Now a professor at New York Law School and senior fellow at The Foundation for Individual Rights and Expression (FIRE), Strossen served as president of the American Civil Liberties Union from 1991 to 2008. “In order to foster free speech on the part of all individuals, the university itself should refrain from making statements,” Strossen added.
Differing opinions
Jaffer criticized the Kalven Report, explaining that the two speakers had a different opinion on the role of a university. “Harry Kalven, who was the chair of the committee that wrote the report … said the university’s purpose is the production and dissemination of knowledge. And that may sound uncontroversial, but it turns out to be controversial,” Jaffer said.
He expressed opposing beliefs regarding the role of a university. “There are many others, many thoughtful people, who think universities are not just for the production and dissemination of knowledge,” he said. “They’re also to prepare students for participation in democratic life.”
He expressed concern with institutional neutrality, arguing that the principle hinders free speech. “I’ve become increasingly skeptical that this rule can actually help us decide when to speak and what to say,” he said. “I worry that the rule actually has the effect of obfuscating the factors that universities are actually considering in deciding when to speak and what to say.
The debate was mediated by RonNell Andersen Jones, a professor at the U’s Law School and Lee E. Teitelbaum chair.
Ariel University and institutional neutrality
The debate concluded with questions from the audience, submitted online to Jones. She began by asking the panelists about the U’s academic partnership with Ariel University.
“It’s clear that the question that the audience wants answered is for you all to chime in on a controversy that is brewing here on our campus and related to our university and institutional neutrality,” she said. “The University of Utah reached an academic cooperation agreement with Ariel University in occupied Palestinian territory, and the memorandum of understanding that the university entered into refers to it as being Israel, so there is controversy on the geopolitical landscape.”
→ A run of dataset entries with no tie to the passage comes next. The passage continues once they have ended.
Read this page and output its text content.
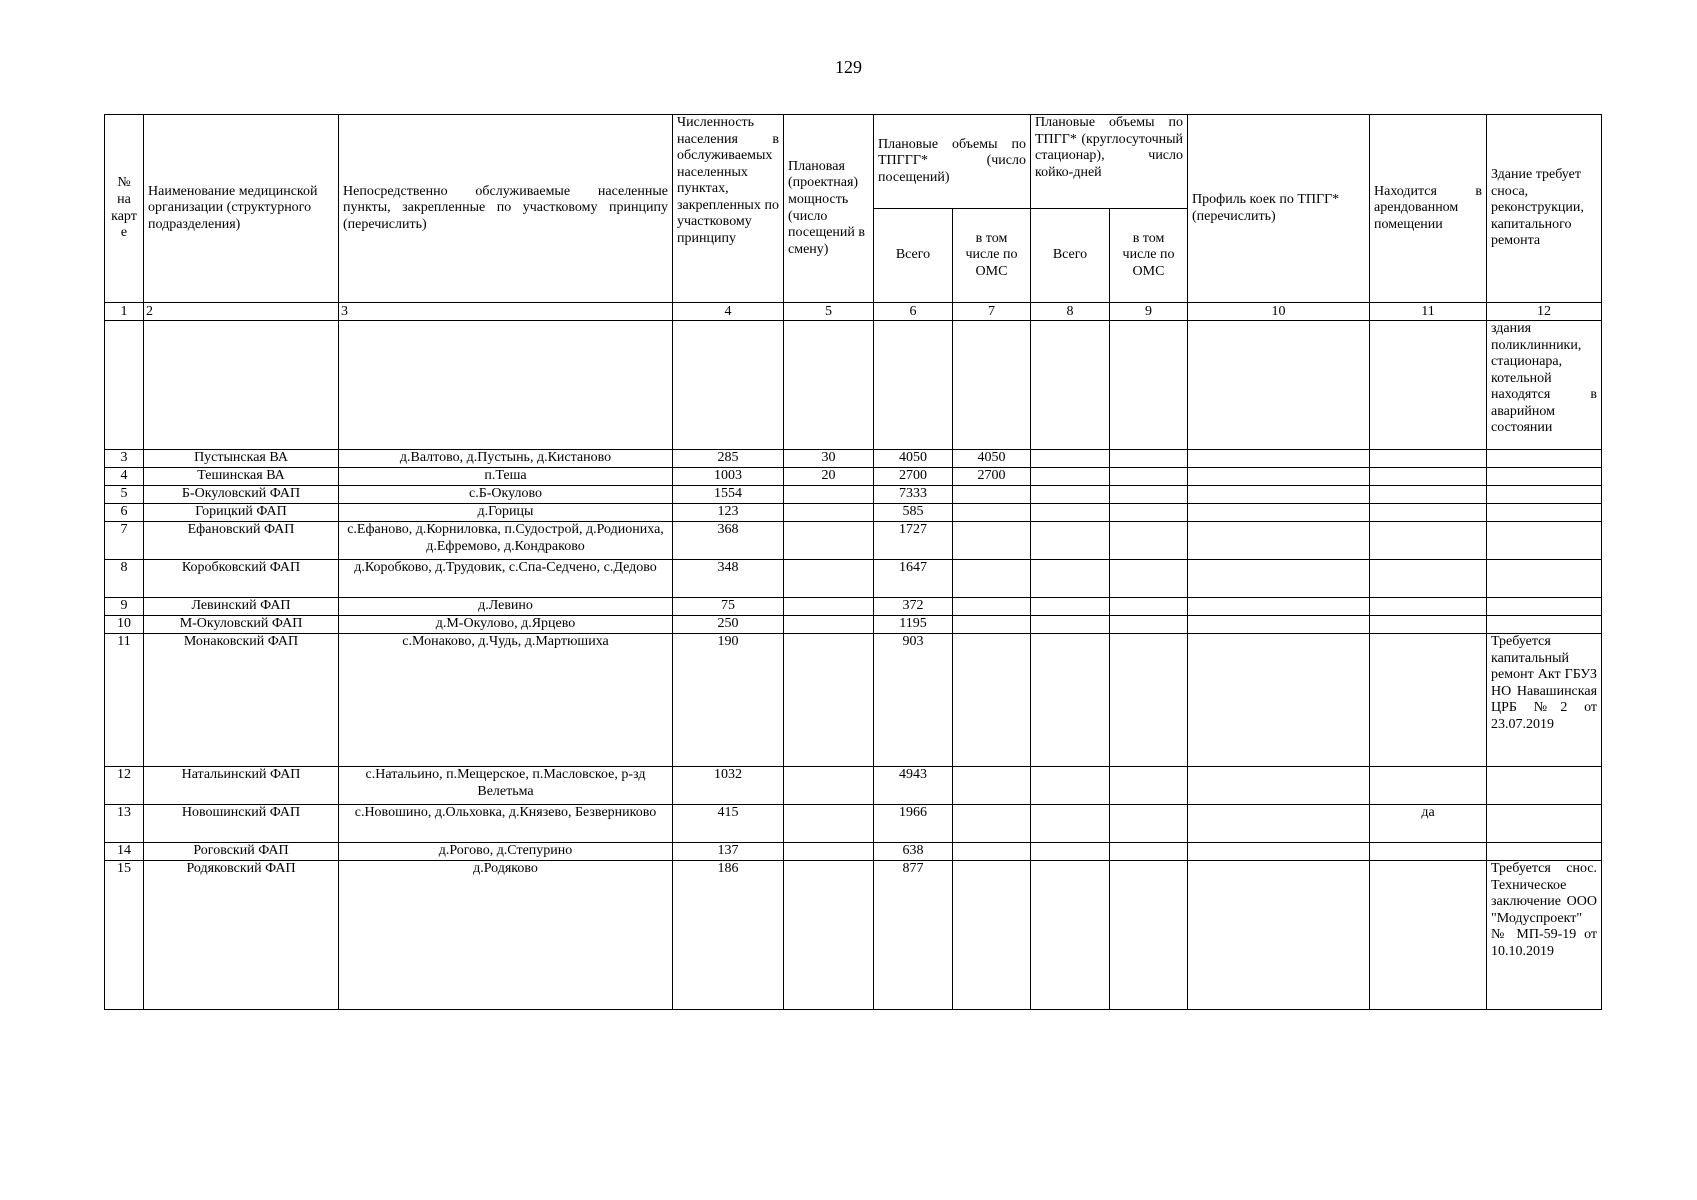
129
№ на карте	Наименование медицинской организации (структурного подразделения)	Непосредственно обслуживаемые населенные пункты, закрепленные по участковому принципу (перечислить)	Численность населения в обслуживаемых населенных пунктах, закрепленных по участковому принципу	Плановая (проектная) мощность (число посещений в смену)	Плановые объемы по ТПГГГ* (число посещений)		Плановые объемы по ТПГГ* (круглосуточный стационар), число койко-дней		Профиль коек по ТПГГ* (перечислить)	Находится в арендованном помещении	Здание требует сноса, реконструкции, капитального ремонта
					Всего	в том числе по ОМС	Всего	в том числе по ОМС			
1	2	3	4	5	6	7	8	9	10	11	12
											здания поликлинники, стационара, котельной находятся в аварийном состоянии
3	Пустынская ВА	д.Валтово, д.Пустынь, д.Кистаново	285	30	4050	4050					
4	Тешинская ВА	п.Теша	1003	20	2700	2700					
5	Б-Окуловский ФАП	с.Б-Окулово	1554		7333						
6	Горицкий ФАП	д.Горицы	123		585						
7	Ефановский ФАП	с.Ефаново, д.Корниловка, п.Судострой, д.Родиониха, д.Ефремово, д.Кондраково	368		1727						
8	Коробковский ФАП	д.Коробково, д.Трудовик, с.Спа-Седчено, с.Дедово	348		1647						
9	Левинский ФАП	д.Левино	75		372						
10	М-Окуловский ФАП	д.М-Окулово, д.Ярцево	250		1195						
11	Монаковский ФАП	с.Монаково, д.Чудь, д.Мартюшиха	190		903						Требуется капитальный ремонт Акт ГБУЗ НО Навашинская ЦРБ №2 от 23.07.2019
12	Натальинский ФАП	с.Натальино, п.Мещерское, п.Масловское, р-зд Велетьма	1032		4943						
13	Новошинский ФАП	с.Новошино, д.Ольховка, д.Князево, Безверниково	415		1966					да	
14	Роговский ФАП	д.Рогово, д.Степурино	137		638						
15	Родяковский ФАП	д.Родяково	186		877						Требуется снос. Техническое заключение ООО "Модуспроект" № МП-59-19 от 10.10.2019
Jaffer, who opposed institutional neutrality, answered first. “A cooperation agreement like this, I think, shows why applying a rule of institutional neutrality to conduct is incoherent, but a university has to decide, are we going to have a partnership with Ariel University or not? That is not a neutral decision,” he said.
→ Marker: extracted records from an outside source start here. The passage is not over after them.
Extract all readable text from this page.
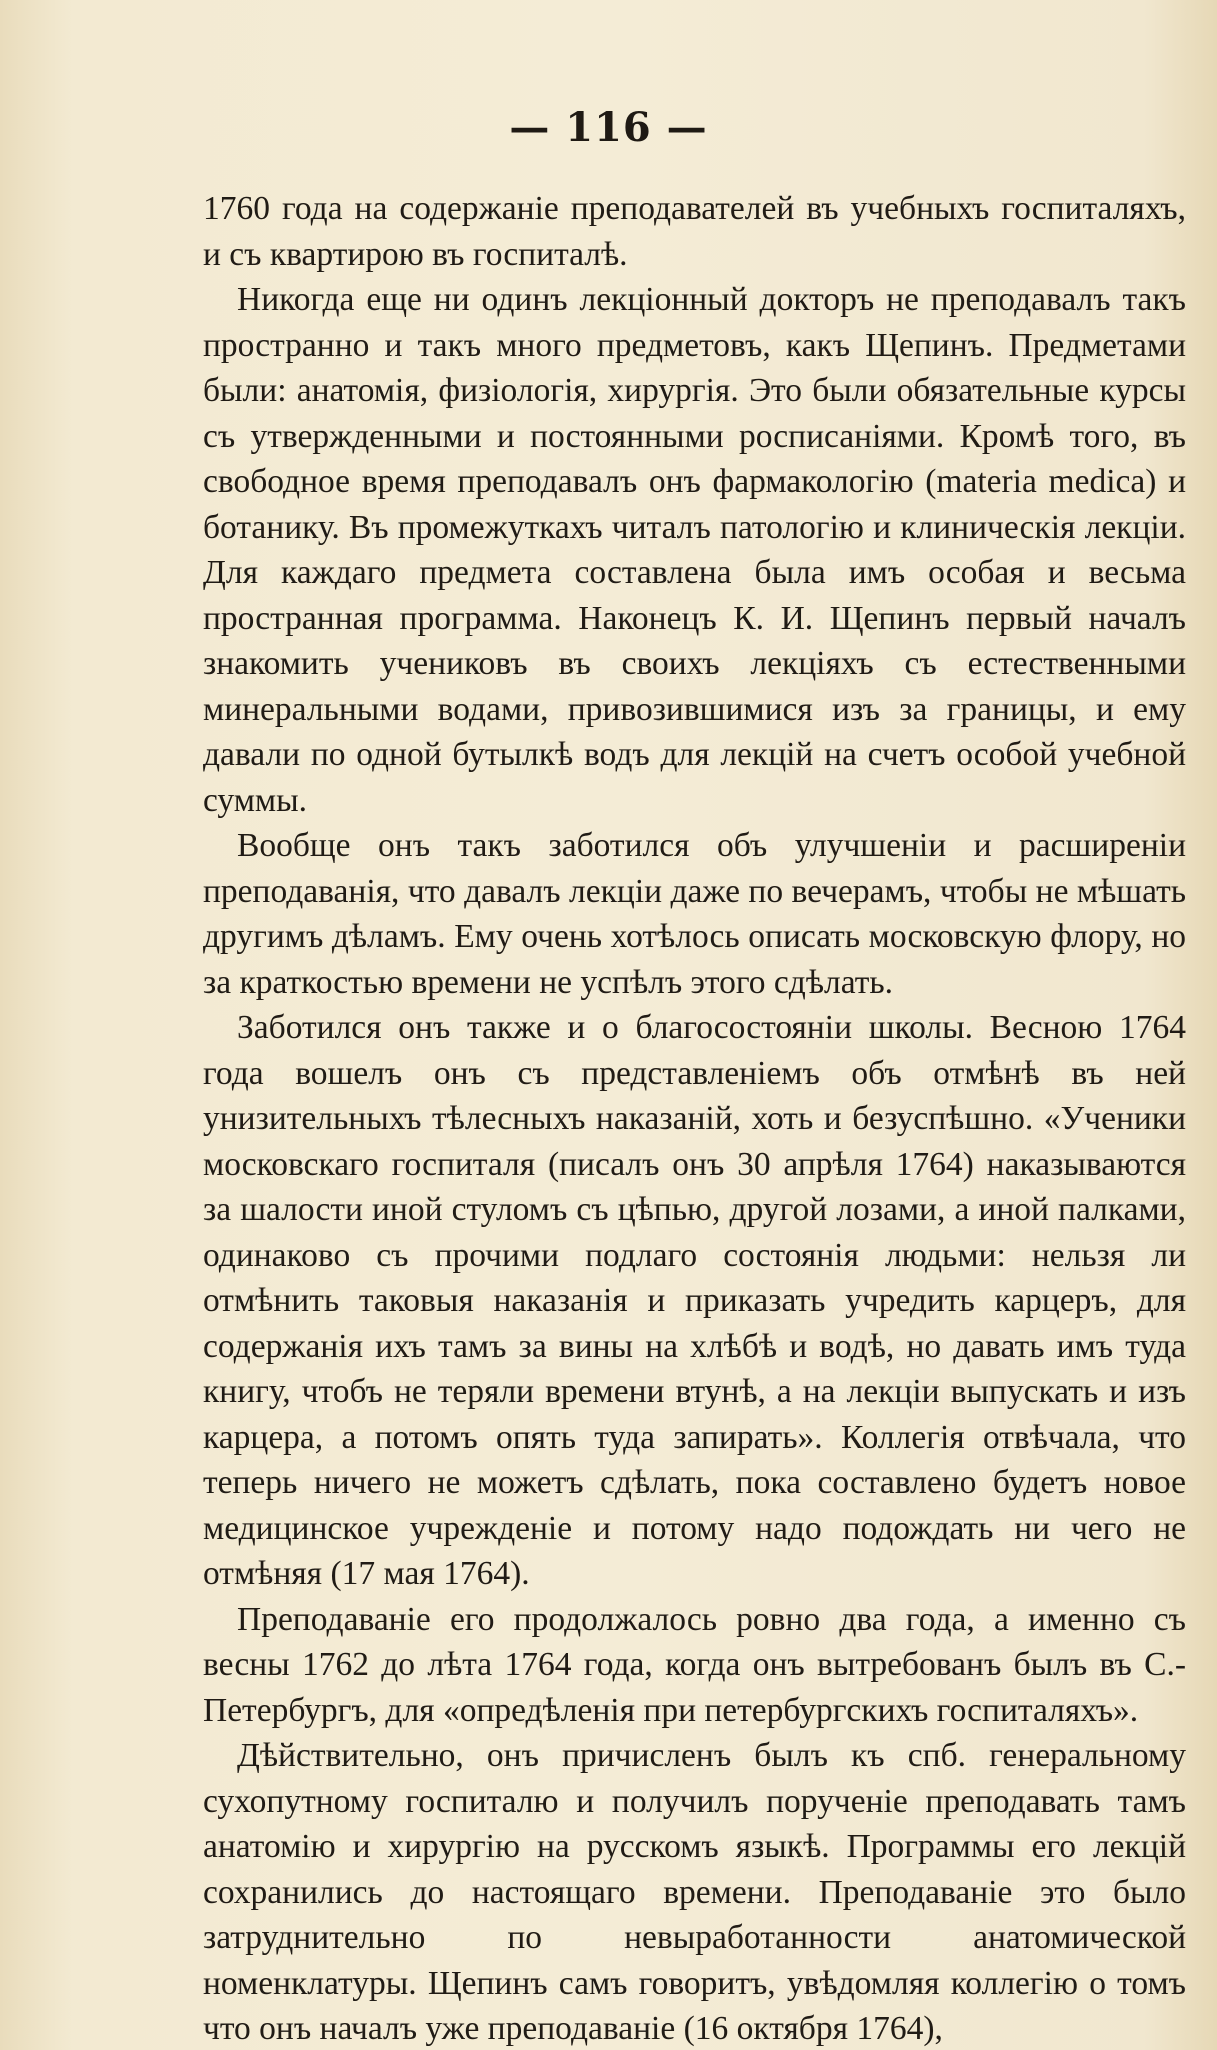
— 116 —

1760 года на содержаніе преподавателей въ учебныхъ госпиталяхъ, и съ квартирою въ госпиталѣ.

Никогда еще ни одинъ лекціонный докторъ не преподавалъ такъ пространно и такъ много предметовъ, какъ Щепинъ. Предметами были: анатомія, физіологія, хирургія. Это были обязательные курсы съ утвержденными и постоянными росписаніями. Кромѣ того, въ свободное время преподавалъ онъ фармакологію (materia medica) и ботанику. Въ промежуткахъ читалъ патологію и клиническія лекціи. Для каждаго предмета составлена была имъ особая и весьма пространная программа. Наконецъ К. И. Щепинъ первый началъ знакомить учениковъ въ своихъ лекціяхъ съ естественными минеральными водами, привозившимися изъ за границы, и ему давали по одной бутылкѣ водъ для лекцій на счетъ особой учебной суммы.

Вообще онъ такъ заботился объ улучшеніи и расширеніи преподаванія, что давалъ лекціи даже по вечерамъ, чтобы не мѣшать другимъ дѣламъ. Ему очень хотѣлось описать московскую флору, но за краткостью времени не успѣлъ этого сдѣлать.

Заботился онъ также и о благосостояніи школы. Весною 1764 года вошелъ онъ съ представленіемъ объ отмѣнѣ въ ней унизительныхъ тѣлесныхъ наказаній, хоть и безуспѣшно. «Ученики московскаго госпиталя (писалъ онъ 30 апрѣля 1764) наказываются за шалости иной стуломъ съ цѣпью, другой лозами, а иной палками, одинаково съ прочими подлаго состоянія людьми: нельзя ли отмѣнить таковыя наказанія и приказать учредить карцеръ, для содержанія ихъ тамъ за вины на хлѣбѣ и водѣ, но давать имъ туда книгу, чтобъ не теряли времени втунѣ, а на лекціи выпускать и изъ карцера, а потомъ опять туда запирать». Коллегія отвѣчала, что теперь ничего не можетъ сдѣлать, пока составлено будетъ новое медицинское учрежденіе и потому надо подождать ни чего не отмѣняя (17 мая 1764).

Преподаваніе его продолжалось ровно два года, а именно съ весны 1762 до лѣта 1764 года, когда онъ вытребованъ былъ въ С.-Петербургъ, для «опредѣленія при петербургскихъ госпиталяхъ».

Дѣйствительно, онъ причисленъ былъ къ спб. генеральному сухопутному госпиталю и получилъ порученіе преподавать тамъ анатомію и хирургію на русскомъ языкѣ. Программы его лекцій сохранились до настоящаго времени. Преподаваніе это было затруднительно по невыработанности анатомической номенклатуры. Щепинъ самъ говоритъ, увѣдомляя коллегію о томъ что онъ началъ уже преподаваніе (16 октября 1764),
Strossen followed. “It is non-neutral, but that doesn’t make it inconsistent with the purpose and scope of institutional neutrality,” she said. “I completely agree with Jameel, and I think it’s really important in every such situation, including any involvement with any foreign university … that the universities must be transparent about this.”
Strossen also expressed the importance of student media regarding situations like the U’s memorandum of understanding with Ariel University. “The new student newspaper can play a very important role in getting information and demanding information and stimulating debate and discussion,” she said. “First of all, we need basic information, and then second, we need discussion about the countervailing values that are at stake, what is to be gained, what is to be lost.”

Bear Sheldhorn | Nov 27, 2025 at 9:53 am
The university of utah is far from a neutral organization, and between partnerships with war-profiteering companies, association with gov. cox, the removal of resources for marginalized students, and a myriad of other dastardly behaviors it is evident that they are not trying to be. Why ‘foster diverse perspectives’ when you can make a profit? Why should an academic organization try to be neutral in a day and age where far-right viewpoints, despite being inaccurate to science and history, are running rampant and ruining american’s lives? When the coral reefs are being bleached from climate change? It is an incredible moral failure to look at the world around and posit that comfort to express a misguided opinion is more important than taking a stand to correct the fatal errors of the past.